I used barq's good suggestion to use System.arraycopy for the array copying, as it's more optimized than doing it manually.

To make it easier to play with the different algorithms, it's good to add some unit tests, for example:

@Test
public void testStable() {
    int[] orig = {1, 8, 3, 2, 9, 6, 7, 5, 4};
    int[] partitioned = {8, 2, 6, 4, 1, 3, 9, 7, 5};

    int[] arr = orig.clone();
    partition2alt(arr);
    assertArrayEquals(partitioned, arr);
}

UPDATE

More about using for-each loops, in response to @barq's comments.

Trying to optimize a for-each loop by using a counting loop with a pre-calculated limit is micro-optimization, which you should only do when speed is critical, and there's nothing else you can improve on the overall design of the complete app.

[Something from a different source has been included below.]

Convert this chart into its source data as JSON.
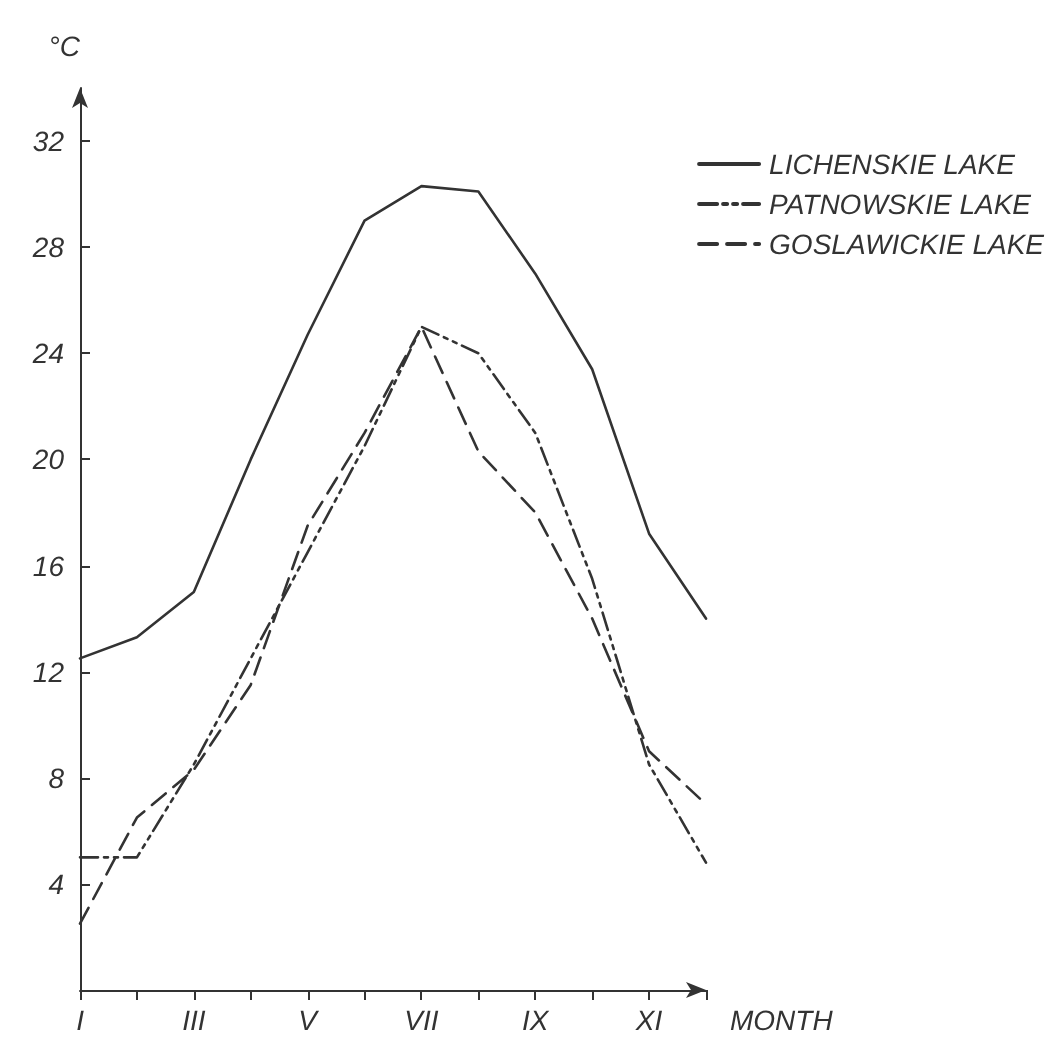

Unless you are at the point of micro-optimization, using a for-each loop is the best practice. It's clear, easy to read, and it lets you focus on the logic (the elements), without having to keep track of the count.

The compiler often optimizes things for you. According to Google's performance tips for Android development, using a for-each loop is just as fast or faster than a counting loop, in case of arrays such as int[]. This is not true for an ArrayList, in which case a counting loop is 3x faster. But then again, you should only try to optimize the loop when there's nothing else to improve on the structure of your program.